As for leave-ins and stylers, I've made some changes, too. I now use the K18 Leave-in Molecular Repair Hair Mask bi-weekly, which my hair loves, in addition to deep conditioning with ADWOA Beauty Blue Tansy Reparative Mask and Pattern's Treatment Mask. As for leave-ins, my hair still loves Pattern's Palo Santo Leave-In Conditioner, but I’m adding L'Oréal’s Professionnel Curl Expression Moisturizing Leave-In Cream when I need even more hydration. For styling, Innersense Organic's I Create Hold Gel gives my hair the hydration it needs thanks to humectants like honey and aloe. But now, I'm using The Doux Mousse Def Texture Foam before applying my gel for a stronger hold and frizz prevention since hair now needs one additional product to keep frizz at bay, a trick my curly stylist taught me.
Pre-Poo Treatments Are Your Friend
These days, I start with a pre-poo 48 hours before I plan to wash my hair. If I ever skip this step, my hair knows. I alternate between Squigs Beauty Gooseberry Delight Hair Oil infused with coconut, apricot, and castor oils and Sisley Paris' Hair Rituel Restructuring Nourishing Balm made with shea, macadamia, babassu, moringa, meadowfoam oils.
And Durham says ingredients like the oils listed above, along with jojoba and avocado oils, are great additions. But she notes that humectants like glycerin and aloe vera are also important. Why? "Humectants attract and retain moisture," she explains.
Lastly, all of our experts says formulas with bond-building ingredients like amino acids, ceramides, hydrolyzed proteins, or specialized bond complexes that help repair and strengthen should be a part of your product ingredients list.

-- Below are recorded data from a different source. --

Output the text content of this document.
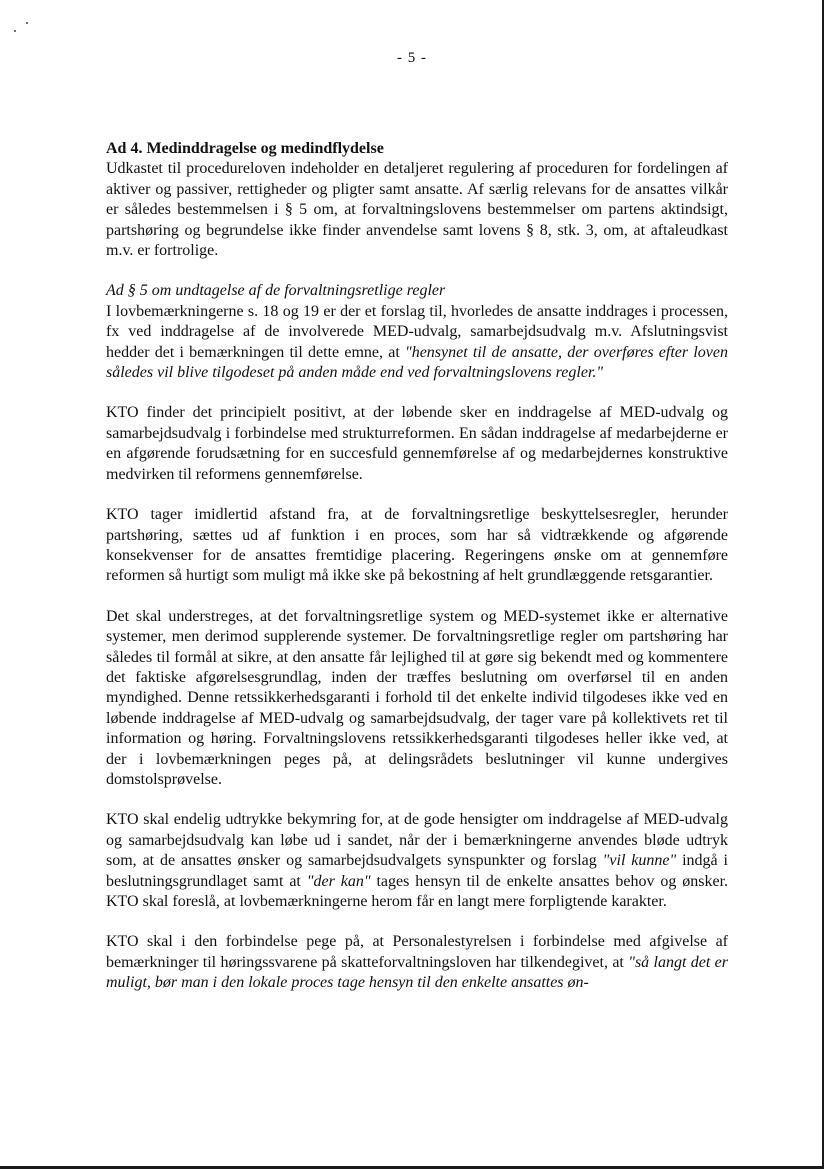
- 5 -

Ad 4. Medinddragelse og medindflydelse

Udkastet til procedureloven indeholder en detaljeret regulering af proceduren for fordelingen af aktiver og passiver, rettigheder og pligter samt ansatte. Af særlig relevans for de ansattes vilkår er således bestemmelsen i § 5 om, at forvaltningslovens bestemmelser om partens aktindsigt, partshøring og begrundelse ikke finder anvendelse samt lovens § 8, stk. 3, om, at aftaleudkast m.v. er fortrolige.

Ad § 5 om undtagelse af de forvaltningsretlige regler

I lovbemærkningerne s. 18 og 19 er der et forslag til, hvorledes de ansatte inddrages i processen, fx ved inddragelse af de involverede MED-udvalg, samarbejdsudvalg m.v. Afslutningsvist hedder det i bemærkningen til dette emne, at "hensynet til de ansatte, der overføres efter loven således vil blive tilgodeset på anden måde end ved forvaltningslovens regler."

KTO finder det principielt positivt, at der løbende sker en inddragelse af MED-udvalg og samarbejdsudvalg i forbindelse med strukturreformen. En sådan inddragelse af medarbejderne er en afgørende forudsætning for en succesfuld gennemførelse af og medarbejdernes konstruktive medvirken til reformens gennemførelse.

KTO tager imidlertid afstand fra, at de forvaltningsretlige beskyttelsesregler, herunder partshøring, sættes ud af funktion i en proces, som har så vidtrækkende og afgørende konsekvenser for de ansattes fremtidige placering. Regeringens ønske om at gennemføre reformen så hurtigt som muligt må ikke ske på bekostning af helt grundlæggende retsgarantier.

Det skal understreges, at det forvaltningsretlige system og MED-systemet ikke er alternative systemer, men derimod supplerende systemer. De forvaltningsretlige regler om partshøring har således til formål at sikre, at den ansatte får lejlighed til at gøre sig bekendt med og kommentere det faktiske afgørelsesgrundlag, inden der træffes beslutning om overførsel til en anden myndighed. Denne retssikkerhedsgaranti i forhold til det enkelte individ tilgodeses ikke ved en løbende inddragelse af MED-udvalg og samarbejdsudvalg, der tager vare på kollektivets ret til information og høring. Forvaltningslovens retssikkerhedsgaranti tilgodeses heller ikke ved, at der i lovbemærkningen peges på, at delingsrådets beslutninger vil kunne undergives domstolsprøvelse.

KTO skal endelig udtrykke bekymring for, at de gode hensigter om inddragelse af MED-udvalg og samarbejdsudvalg kan løbe ud i sandet, når der i bemærkningerne anvendes bløde udtryk som, at de ansattes ønsker og samarbejdsudvalgets synspunkter og forslag "vil kunne" indgå i beslutningsgrundlaget samt at "der kan" tages hensyn til de enkelte ansattes behov og ønsker. KTO skal foreslå, at lovbemærkningerne herom får en langt mere forpligtende karakter.

KTO skal i den forbindelse pege på, at Personalestyrelsen i forbindelse med afgivelse af bemærkninger til høringssvarene på skatteforvaltningsloven har tilkendegivet, at "så langt det er muligt, bør man i den lokale proces tage hensyn til den enkelte ansattes øn-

Don’t Skip A Deep-Conditioning Treatment With Heat
We can all get lazy when it comes to wash day. But with blonde hair, that isn't an option — and neither is not taking the time to add heat to your deep-conditioning process. "Steam and heat during a deep conditioning treatment are very important," Larry Sims, co-founder of Flawless by Gabrielle Union and celebrity hairstylist, emphasizes. There are a few reasons for this. "First, heat helps open the hair cuticles, allowing the treatment to penetrate the hair shaft more effectively and therefore enabling better absorption of the ingredients into the hair," he shares.

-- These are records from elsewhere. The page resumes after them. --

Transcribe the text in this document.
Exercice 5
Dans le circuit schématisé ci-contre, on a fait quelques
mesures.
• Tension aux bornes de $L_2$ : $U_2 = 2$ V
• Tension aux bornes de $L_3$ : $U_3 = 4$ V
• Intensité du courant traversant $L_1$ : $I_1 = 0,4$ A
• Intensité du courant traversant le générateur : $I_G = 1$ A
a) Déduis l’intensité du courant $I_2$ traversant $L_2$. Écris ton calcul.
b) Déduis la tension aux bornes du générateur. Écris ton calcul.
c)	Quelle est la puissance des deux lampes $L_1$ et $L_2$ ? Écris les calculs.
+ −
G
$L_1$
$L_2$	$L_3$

He also notes that adding heat helps build the hair's elasticity and strength. This is the time, he says, to use a product like Flawless by Gabrielle Union Moisturizing Repairing Deep Conditioning Hair Treatment Mask because it's infused with ultra hydrators like coconut, passionfruit seed, castor, and avocado oils.

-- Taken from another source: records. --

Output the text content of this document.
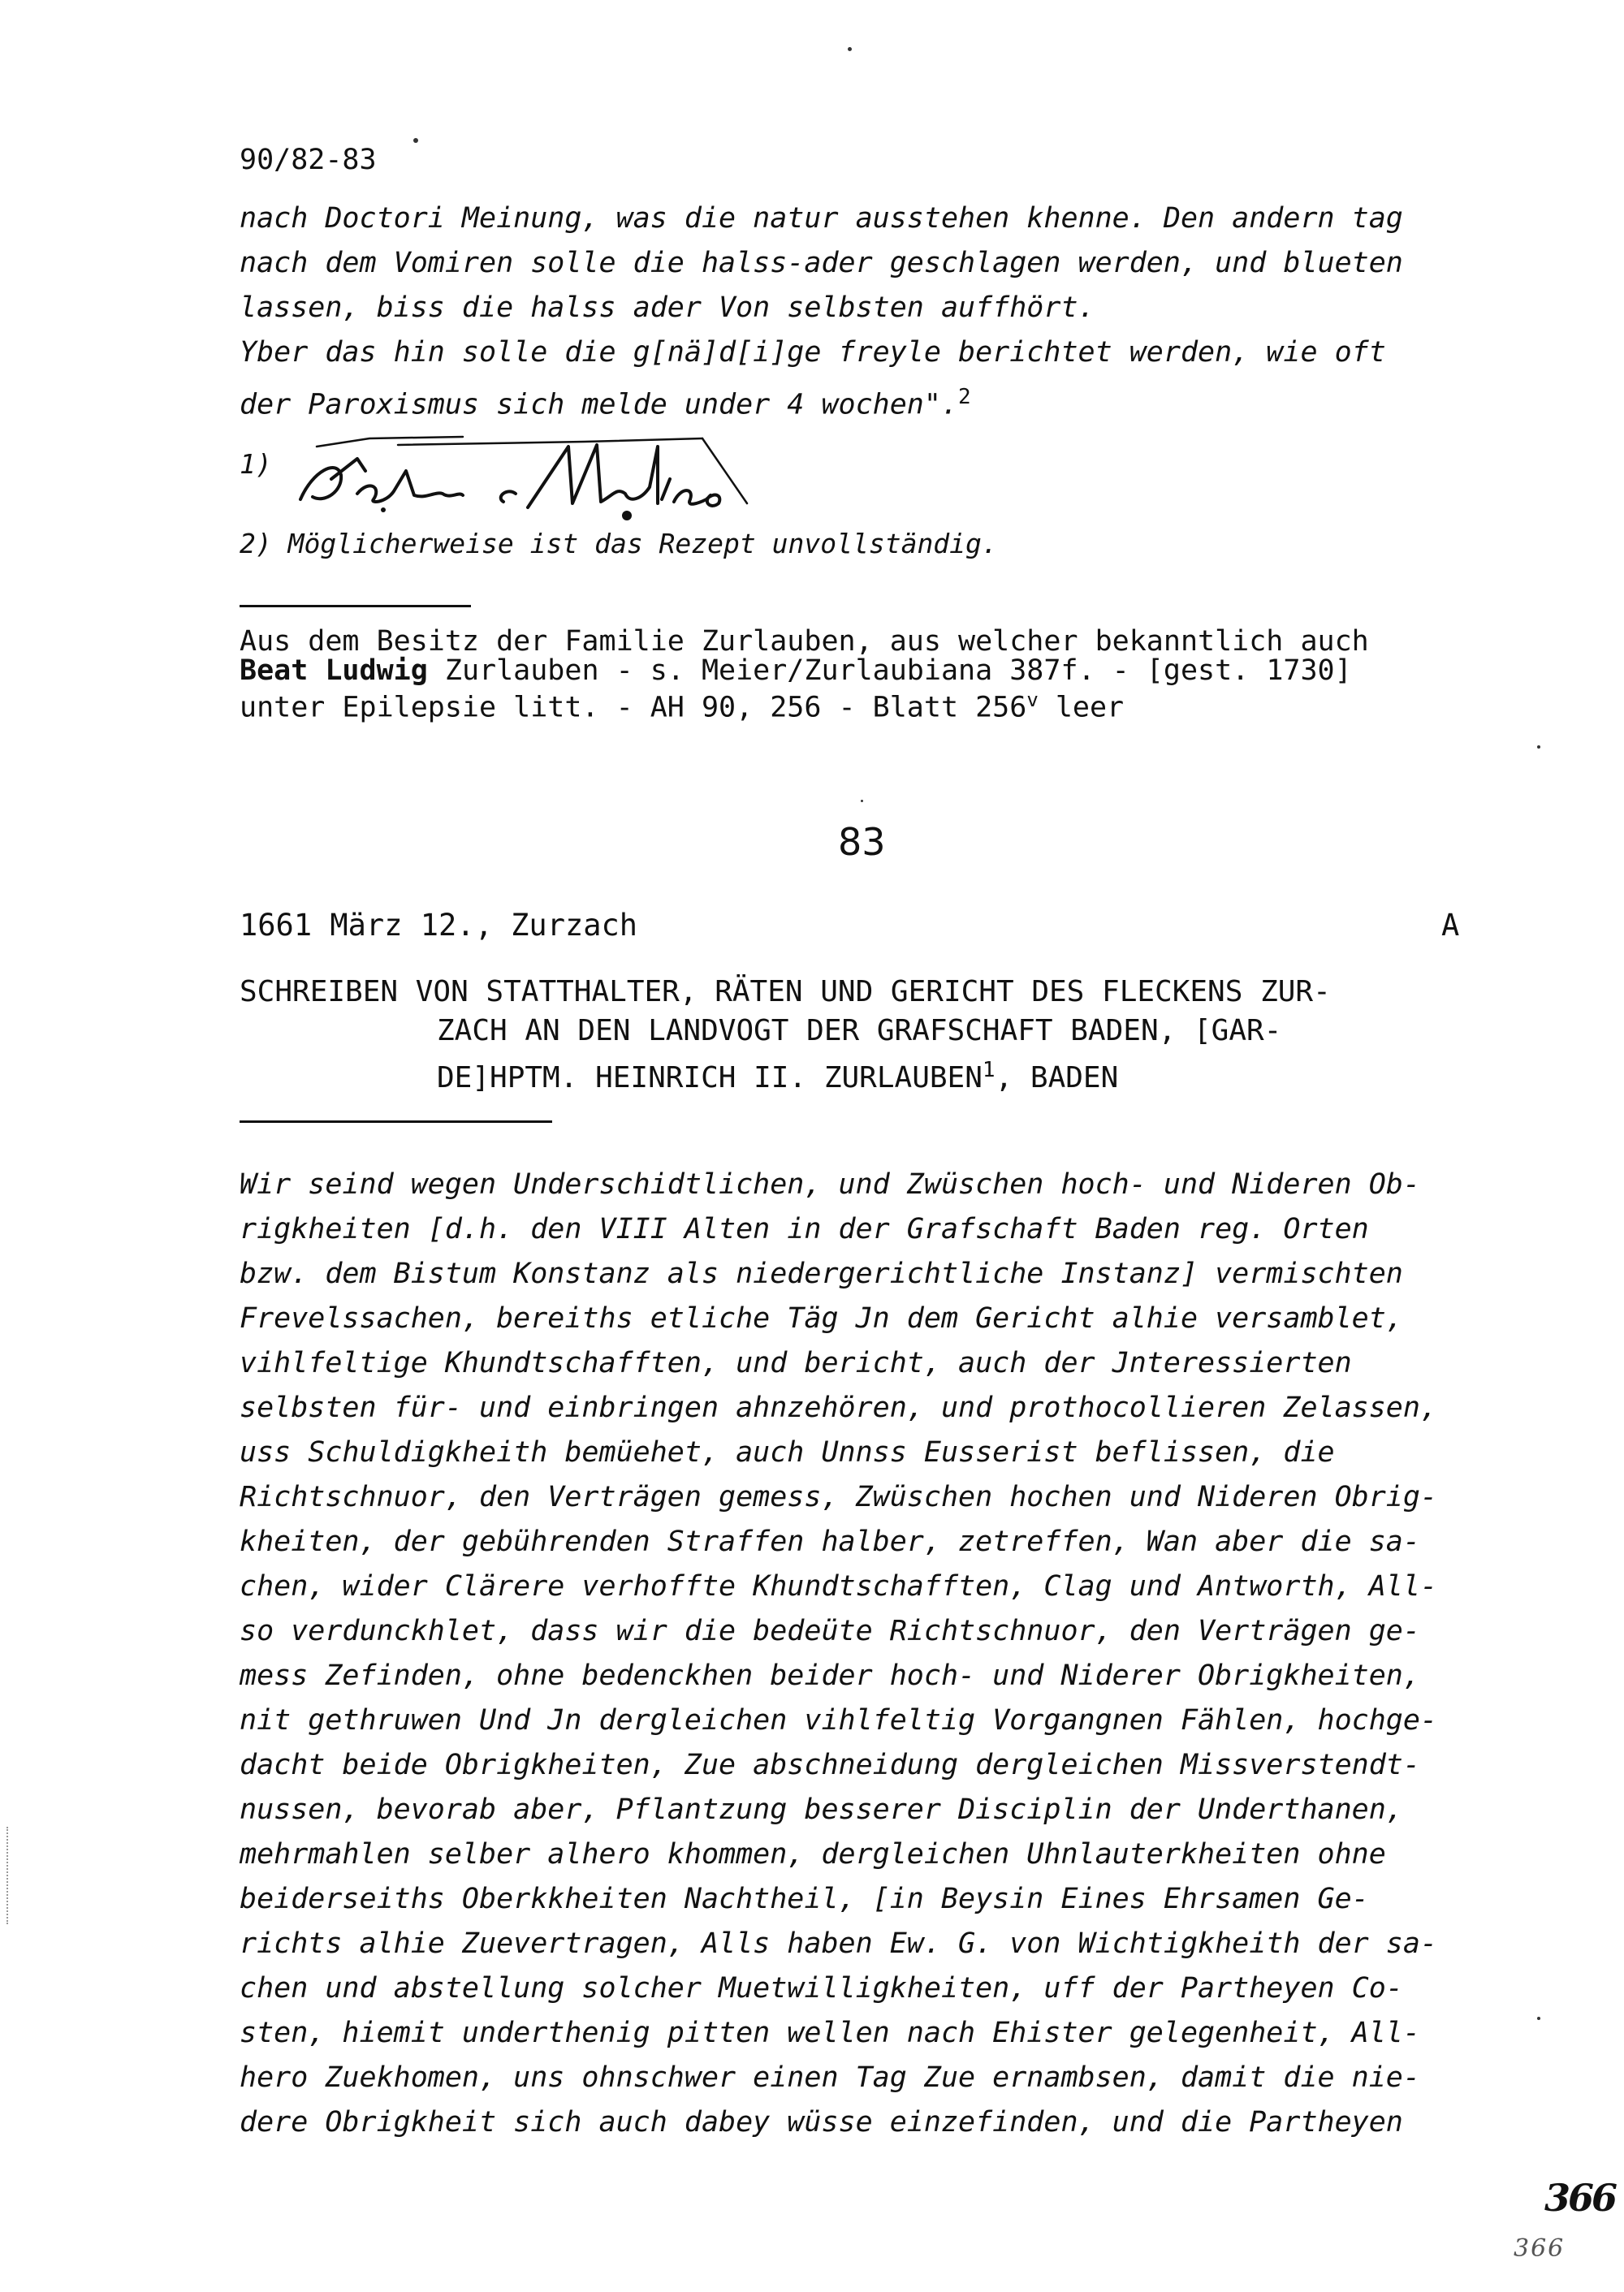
90/82-83
nach Doctori Meinung, was die natur ausstehen khenne. Den andern tag
nach dem Vomiren solle die halss-ader geschlagen werden, und blueten
lassen, biss die halss ader Von selbsten auffhört.
Yber das hin solle die g[nä]d[i]ge freyle berichtet werden, wie oft
der Paroxismus sich melde under 4 wochen".$^2$
1)
2) Möglicherweise ist das Rezept unvollständig.
Aus dem Besitz der Familie Zurlauben, aus welcher bekanntlich auch
Beat Ludwig Zurlauben - s. Meier/Zurlaubiana 387f. - [gest. 1730]
unter Epilepsie litt. - AH 90, 256 - Blatt 256$^v$ leer
83
1661 März 12., Zurzach	A
SCHREIBEN VON STATTHALTER, RÄTEN UND GERICHT DES FLECKENS ZUR-
ZACH AN DEN LANDVOGT DER GRAFSCHAFT BADEN, [GAR-
DE]HPTM. HEINRICH II. ZURLAUBEN$^1$, BADEN
Wir seind wegen Underschidtlichen, und Zwüschen hoch- und Nideren Ob-
rigkheiten [d.h. den VIII Alten in der Grafschaft Baden reg. Orten
bzw. dem Bistum Konstanz als niedergerichtliche Instanz] vermischten
Frevelssachen, bereiths etliche Täg Jn dem Gericht alhie versamblet,
vihlfeltige Khundtschafften, und bericht, auch der Jnteressierten
selbsten für- und einbringen ahnzehören, und prothocollieren Zelassen,
uss Schuldigkheith bemüehet, auch Unnss Eusserist beflissen, die
Richtschnuor, den Verträgen gemess, Zwüschen hochen und Nideren Obrig-
kheiten, der gebührenden Straffen halber, zetreffen, Wan aber die sa-
chen, wider Clärere verhoffte Khundtschafften, Clag und Antworth, All-
so verdunckhlet, dass wir die bedeüte Richtschnuor, den Verträgen ge-
mess Zefinden, ohne bedenckhen beider hoch- und Niderer Obrigkheiten,
nit gethruwen Und Jn dergleichen vihlfeltig Vorgangnen Fählen, hochge-
dacht beide Obrigkheiten, Zue abschneidung dergleichen Missverstendt-
nussen, bevorab aber, Pflantzung besserer Disciplin der Underthanen,
mehrmahlen selber alhero khommen, dergleichen Uhnlauterkheiten ohne
beiderseiths Oberkkheiten Nachtheil, [in Beysin Eines Ehrsamen Ge-
richts alhie Zuevertragen, Alls haben Ew. G. von Wichtigkheith der sa-
chen und abstellung solcher Muetwilligkheiten, uff der Partheyen Co-
sten, hiemit underthenig pitten wellen nach Ehister gelegenheit, All-
hero Zuekhomen, uns ohnschwer einen Tag Zue ernambsen, damit die nie-
dere Obrigkheit sich auch dabey wüsse einzefinden, und die Partheyen
366
366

Your Blonde Hair Also Needs Protein
Protein isn't just essential in our diets; our hair, especially if it’s processed, benefits from protein treatments too. However, the key here is not to overdo it because it can make coils feel even drier. "You should alternate between protein and hydration treatments if you are doing them weekly," Shorter advises. "Protein will strengthen and hydration will moisturize so your hair is staying strong." I've had great results with ApHogee Two-Step Protein Treatment and use it once every four to six weeks.
Having blonde curls is certainly a commitment. But with the right colorist, products, and at-home care you can keep your hair healthy throughout the winter — and beyond.